Proposal to spend more on education, less on defence: Two-day conference opens
By Anwar Mansuri
ISLAMABAD, Nov 8: A two-day conference on ‘education as the basis for freedom and democracy’ opened here on Tuesday with its organizers calling for reduction in the country’s military budget and spending more on education.
The speakers were of the view that the problems confronting the public education will remain as long as the literacy level is low, stressing on offering incentives to parents to send their children to school.
The dropout rate is one of the highest in South Asia and educational opportunities are limited, they said.
Pakistan can cut its military spending by half over the next 20 years, said Mr Peter-Andreas Bochmann, Resident Representative of the German political foundation Friedrich Naumann Stiftung (FNSt), the lead organizer.
“I don’t see any real enemies in the neighbourhood and (thus) the necessity to maintain a big army,” he said, adding “India could do the same”.
But the opening session was dominated by laments over the loss of thousands of schoolchildren in the Oct 8 earthquake and, as one organizer called it, “the government’s inability” to deal with the catastrophe.
“The earthquake highlighted an important lesson: the lesson of safety of educational institutions, as many educational building’s have destroyed and many students killed”, Mr Bochmann said.
“If the government had been prepared and acted quickly, many more children could have been saved than foreign rescue teams actually did,” said Anees Jillani of the Society for the Protection of the Rights of the Child (SPARC), one of the organizers of the conference.
Pakistan, he said, prides itself to be a nuclear power but ranks fifth among the countries with “worst education” in the world. Some 13 million children in the country — almost half of them girls — are not going to school at all.
“We spend less than two per cent of our GDP (gross domestic product) on education — that too not properly. What else you can expect when an army general heads the education ministry,” the SPARC official said.
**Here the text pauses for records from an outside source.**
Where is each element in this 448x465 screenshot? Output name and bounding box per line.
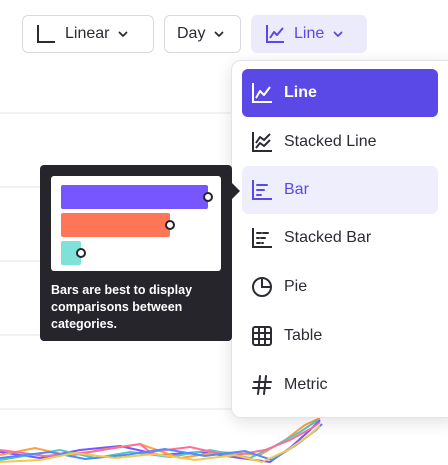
tooltip-description: Bars are best to display comparisons bet… (51, 283, 193, 331)
chart-type-dropdown[interactable]: Line (251, 15, 367, 53)
preview-bar (61, 213, 170, 237)
bar-chart-icon (252, 180, 272, 200)
menu-item-pie[interactable]: Pie (242, 263, 438, 311)
menu-item-label: Stacked Line (284, 133, 377, 150)
bar-preview-illustration (51, 176, 221, 271)
interval-dropdown-label: Day (177, 25, 206, 42)
axis-icon (37, 25, 55, 43)
chevron-down-icon (333, 31, 343, 37)
preview-bar-dot (76, 248, 86, 258)
menu-item-metric[interactable]: Metric (242, 361, 438, 409)
chart-toolbar: Linear Day Line (0, 15, 448, 53)
chart-type-dropdown-label: Line (294, 25, 325, 42)
menu-item-label: Line (284, 84, 317, 101)
menu-item-label: Pie (284, 278, 308, 295)
scale-dropdown-label: Linear (65, 25, 110, 42)
chart-type-menu: Line Stacked Line Bar Stacked Bar Pie Ta… (231, 60, 448, 418)
stacked-line-icon (252, 132, 272, 152)
interval-dropdown[interactable]: Day (164, 15, 241, 53)
preview-bar (61, 185, 208, 209)
menu-item-label: Stacked Bar (284, 229, 372, 246)
table-icon (252, 326, 272, 346)
menu-item-label: Bar (284, 181, 309, 198)
line-chart-icon (252, 83, 272, 103)
pie-chart-icon (252, 277, 272, 297)
preview-bar-dot (165, 220, 175, 230)
hash-icon (252, 375, 272, 395)
chevron-down-icon (215, 31, 224, 37)
preview-bar-dot (203, 192, 213, 202)
menu-item-label: Metric (284, 376, 328, 393)
menu-item-table[interactable]: Table (242, 312, 438, 360)
menu-item-label: Table (284, 327, 323, 344)
menu-item-stacked-line[interactable]: Stacked Line (242, 118, 438, 166)
menu-item-stacked-bar[interactable]: Stacked Bar (242, 214, 438, 262)
menu-item-line[interactable]: Line (242, 69, 438, 117)
menu-item-bar[interactable]: Bar (242, 166, 438, 214)
line-chart-icon (266, 25, 284, 43)
chart-type-tooltip: Bars are best to display comparisons bet… (40, 165, 240, 341)
stacked-bar-icon (252, 228, 272, 248)
chevron-down-icon (119, 31, 128, 37)
scale-dropdown[interactable]: Linear (22, 15, 154, 53)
His co-organizer, Asif Khan of the Liberal Forum Pakistan (LFP), however, hailed as “positive” the federal government’s recent decision to double the education budget.
Pakistan’s education system was split three ways and had been deteriorating since 1970s. “This system demands almost total overhaul,” he said.
Government should introduce liberal curricula as had existed until the 1960s, he said. He also recommended offering monetary incentives to parents to send their children to schools and tax cuts to private foundations to encourage them to open schools.
Mr Khan said by diverting funds to universities, the Higher Education Commission did “disservice to basic education”.
The conference is aimed to address host of issues related to the education system, assessing the current political situation with regard to education, teachers training, and examination system.
The experts pointed out that as the dropout rate is one of the highest in South Asia and educational opportunities are limited, the problems will continue to plague the public education system citing the ghost schools and teacher absenteeism issues.
Accentuating on the need of quality education, Director International Academy for leadership, Germany, Mr Jorg Dehnert spoke about his country’s education system and said that nevertheless Germany’s population and work force were highly educated but it needs considerable improvement as well.
In response to a question, Mr Dehnert said, “an estimated 5.2 per cent of Germans between the ages of 25 and 64 participate in training or upgrading courses at any one time, they prefer vocational trainings.”
First secretary of German embassy, Ms Ellen Goelz, said the present curriculum in public schools are not developing the element of free thinking in the minds of younger generation. “Such type of curriculum teaches a narrow approach of history, religion and social norms among the students”, she said stressing on overhauling it.
Those who presented their papers in the first session were Dr Naeem Mohsin from Sudhaar Network, Tariq Rehman from Quaid-i-Azam University, The Learning School’s principal, Ms Nadia Ahmed and Karachi Cambridge School’s principal, Ms Azra Aqeel.
The experts in the second session spoke on curricula, and presented a draft resolution on the issue, stressing the need for reflecting on the curricula and consider whether children in Pakistan are being encouraged to be ideologists or globalists.
These questions need to be deliberated upon keeping in mind the reality of Pakistan’s education system, where there might be a number of options (public, private, non-profit schools, madressahs) but perhaps limited choices.
Politicians, scholars, educationists, teachers, principals, parents, students, youths participated in the conference.